A remaster complete with additional features, characters, and combat adjustments, JoJo's Bizarre Adventure: All Star Battle R remains an excellent adaptation of the popular anime and manga property at its core. The attention to detail is often outstanding, with the game referencing all kinds of interactions and events from Hirohiko Araki's original work. It's a cliche when discussing anime-based titles, but this really is a love letter to everything JoJo.

The playable roster consists of a whopping 51 characters, and the variety is very, very impressive. For every combatant to feel fairly unique across such a huge cast is a dream for JoJo fans, and casually exploring each character's options is a joy.
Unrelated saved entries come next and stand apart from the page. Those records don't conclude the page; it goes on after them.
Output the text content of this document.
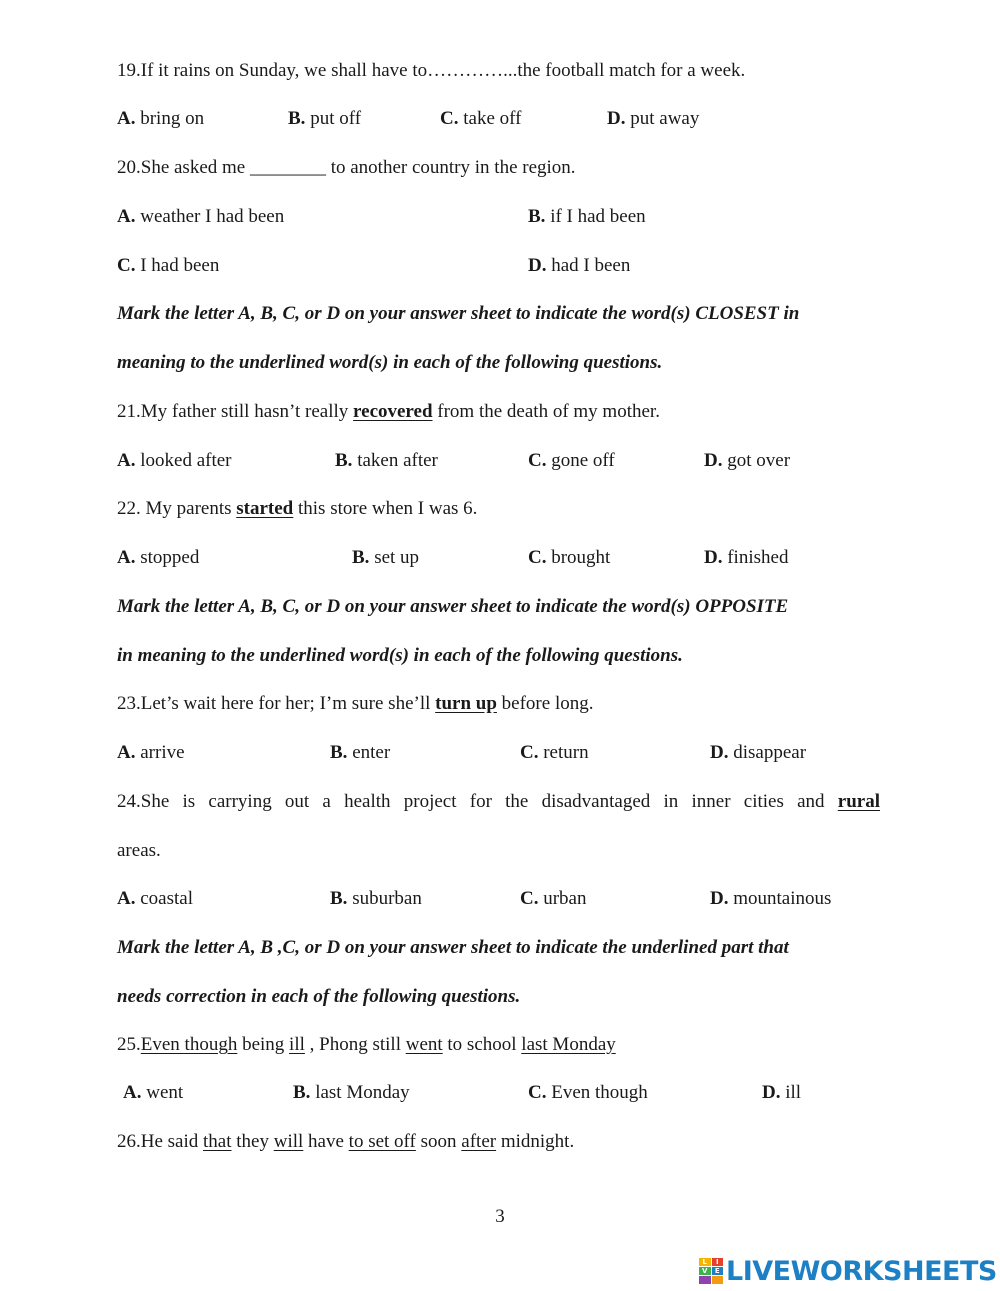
19.If it rains on Sunday, we shall have to…………...the football match for a week.
A. bring on	B. put off	C. take off	D. put away
20.She asked me ________ to another country in the region.
A. weather I had been	B. if I had been
C. I had been	D. had I been
Mark the letter A, B, C, or D on your answer sheet to indicate the word(s) CLOSEST in
meaning to the underlined word(s) in each of the following questions.
21.My father still hasn’t really recovered from the death of my mother.
A. looked after	B. taken after	C. gone off	D. got over
22. My parents started this store when I was 6.
A. stopped	B. set up	C. brought	D. finished
Mark the letter A, B, C, or D on your answer sheet to indicate the word(s) OPPOSITE
in meaning to the underlined word(s) in each of the following questions.
23.Let’s wait here for her; I’m sure she’ll turn up before long.
A. arrive	B. enter	C. return	D. disappear
24.She is carrying out a health project for the disadvantaged in inner cities and rural
areas.
A. coastal	B. suburban	C. urban	D. mountainous
Mark the letter A, B ,C, or D on your answer sheet to indicate the underlined part that
needs correction in each of the following questions.
25.Even though being ill , Phong still went to school last Monday
A. went	B. last Monday	C. Even though	D. ill
26.He said that they will have to set off soon after midnight.
3
L	I
V	E LIVEWORKSHEETS
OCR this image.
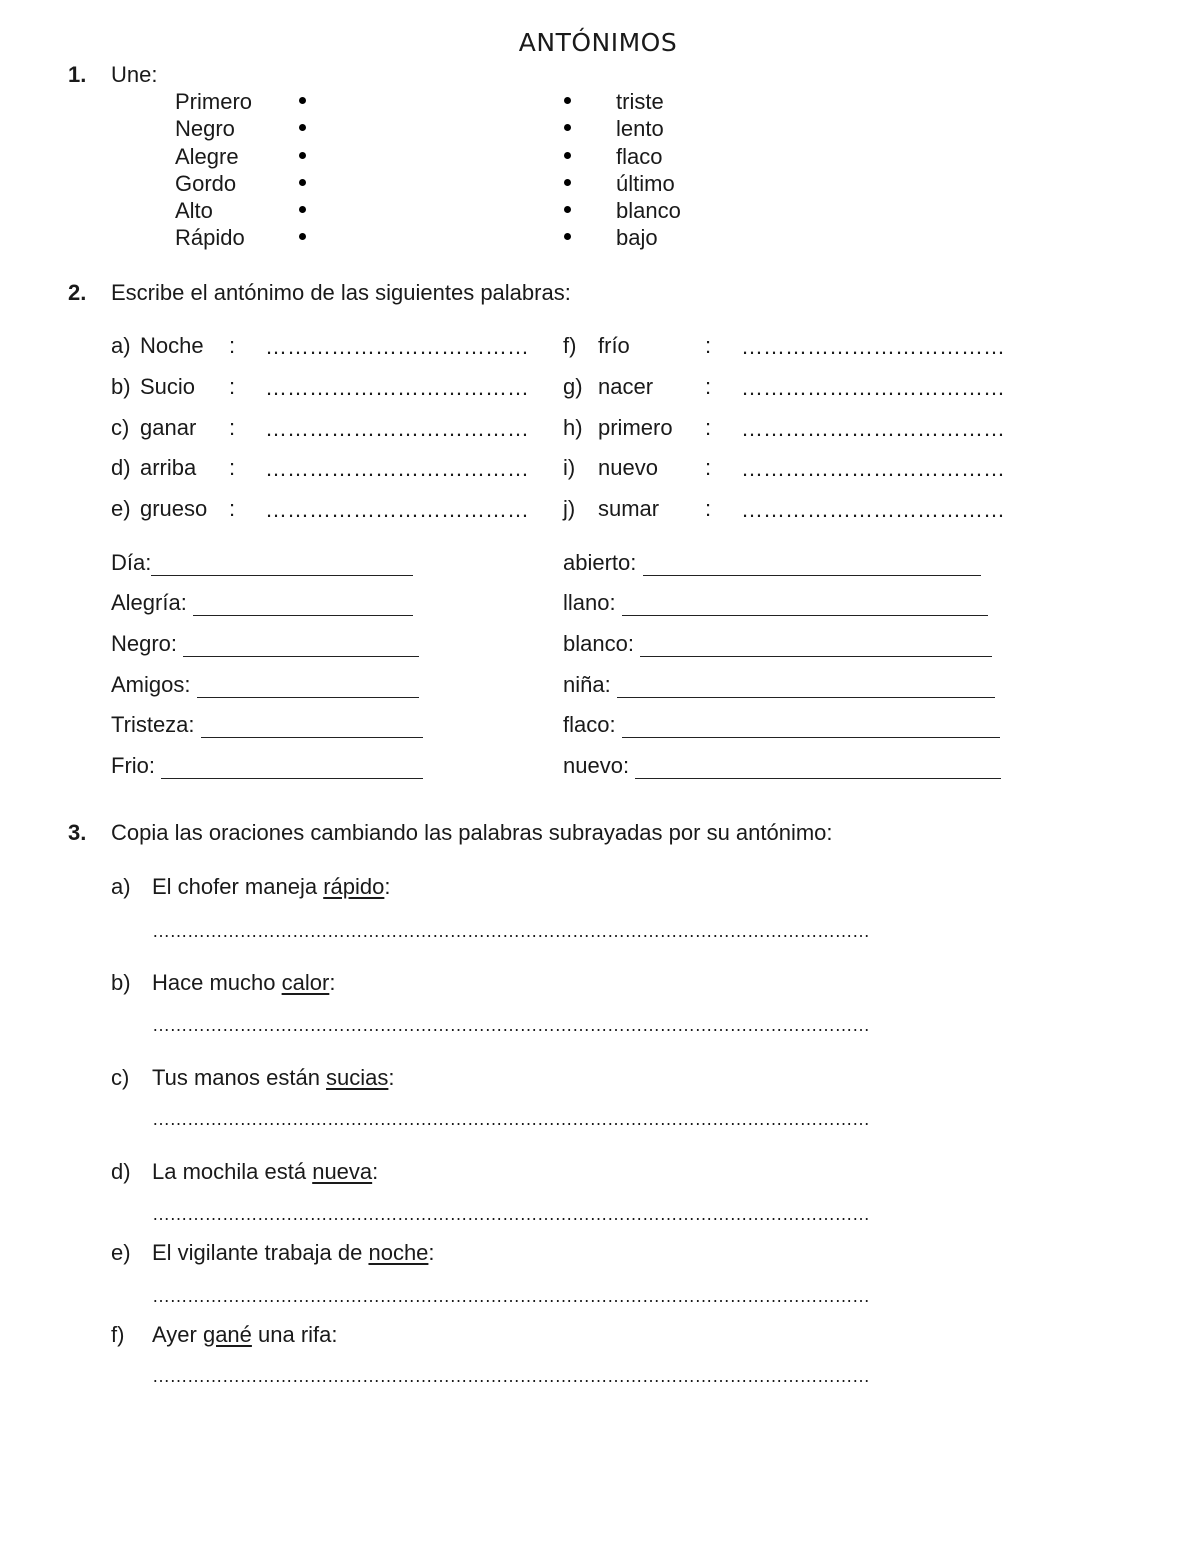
ANTÓNIMOS
1. Une:
Primero
Negro
Alegre
Gordo
Alto
Rápido
triste
lento
flaco
último
blanco
bajo
2. Escribe el antónimo de las siguientes palabras:
a) Noche : ………………………………
b) Sucio : ………………………………
c) ganar : ………………………………
d) arriba : ………………………………
e) grueso : ………………………………
f) frío	: ………………………………
g) nacer : ………………………………
h) primero : ………………………………
i) nuevo : ………………………………
j) sumar : ………………………………
Día:
Alegría:
Negro:
Amigos:
Tristeza:
Frio:
abierto:
llano:
blanco:
niña:
flaco:
nuevo:
3. Copia las oraciones cambiando las palabras subrayadas por su antónimo:
a) El chofer maneja rápido:
……………………………………………………………………………………………………………
b) Hace mucho calor:
……………………………………………………………………………………………………………
c) Tus manos están sucias:
……………………………………………………………………………………………………………
d) La mochila está nueva:
……………………………………………………………………………………………………………
e) El vigilante trabaja de noche:
……………………………………………………………………………………………………………
f) Ayer gané una rifa:
……………………………………………………………………………………………………………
Get stuck in, though, and All Star Battle R is probably one of the most technical anime-based fighting games of modern times. It's got combos, cancels, assists, sidesteps, specials, supers — everything that you'd expect from a fighter teetering on the edge of appeasing the competitive scene. There's a depth here that most anime adaptations simply swerve away from, and learning the ins and outs of the system can be really rewarding.

On a mechanical level this is a rock solid fighting game, and a decent amount of single-player content means that you can ease yourself into the experience before you hop online. But unfortunately, the online offering is where All Star Battle R falls flat. The game's delay-based netcode is incredibly inconsistent, various network errors are far too common, and — perhaps most unforgivable of all — there's no rematch option once a fight has finished. It feels like an online mode straight out of 2014, back when the original All Star Battle launched on the PS3 — and that's just not good enough here in 2022.

It's such a shame that the game's online suite is so behind the times, because All Star Battle R is an otherwise brilliant ode to JoJo's Bizarre Adventure. A technical fighter that's always deserved a second chance.